Of course, there's a flipside to such equations too. If AI ends up as the most transformative technology of all time and Apple is beholden to those peers/rivals to get access to such tech, that would be... not great for them! And that will be exacerbated if that tech leads to the creation of new devices that push the world beyond the smartphone. I'm not saying that's particularly likely at this point, but it's the risk Apple is taking here.

Of course, they would say – and, in fact, they are saying – that they often come late to markets and technology, focusing on the best product. I'm a dead horse on this point, but I just think AI will play out differently than they think it will. Yes, if the tech is eventually commoditized, that could work. But if not, Apple is always going to find themselves behind the eight ball. And more importantly, if they don't have the right talent in-house to harness such tech, the problems are going to be exacerbated. And well, they keep losing such talent.

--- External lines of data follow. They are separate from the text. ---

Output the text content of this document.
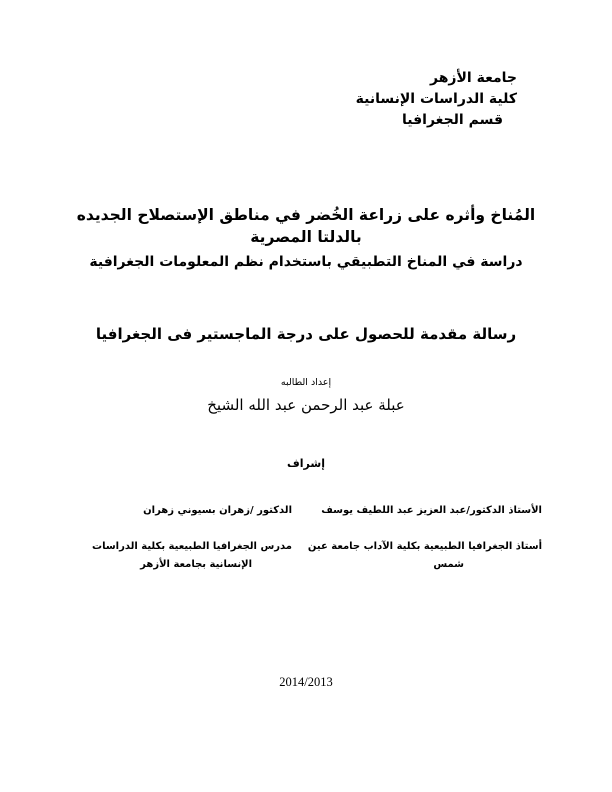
جامعة الأزهر
كلية الدراسات الإنسانية
قسم الجغرافيا
المُناخ وأثره على زراعة الخُضر في مناطق الإستصلاح الجديده
بالدلتا المصرية
دراسة في المناخ التطبيقي باستخدام نظم المعلومات الجغرافية
رسالة مقدمة للحصول على درجة الماجستير فى الجغرافيا
إعداد الطالبه
عبلة عبد الرحمن عبد الله الشيخ
إشراف
الأستاذ الدكتور/عبد العزيز عبد اللطيف يوسف
أستاذ الجغرافيا الطبيعية بكلية الآداب جامعة عين
شمس
الدكتور /زهران بسيوني زهران
مدرس الجغرافيا الطبيعية بكلية الدراسات
الإنسانية بجامعة الأزهر
2014/2013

Anyway, I'm still not saying Apple has to spend $100B+ a year on CapEx to train frontier AI models – it may end up being the smart play not doing that! But I am saying that it's eye-opening and seemingly risky that Apple clearly isn't truly trying to compete here – as the CapEx numbers illuminate. And the outcome seems very binary. They're either very right. Or very wrong.


1 While Amazon didn't technically change their guidance, during their recent Q2 2025 earnings call, CFO Brian Olsavsky, said the $31.4B spent on CapEx for the quarter is "reasonably representative" of the CapEx rate for the rest of the year, which would put Amazon around $118B.

2 It's more complicated than it seems because each of these companies are on slightly different fiscal calendars.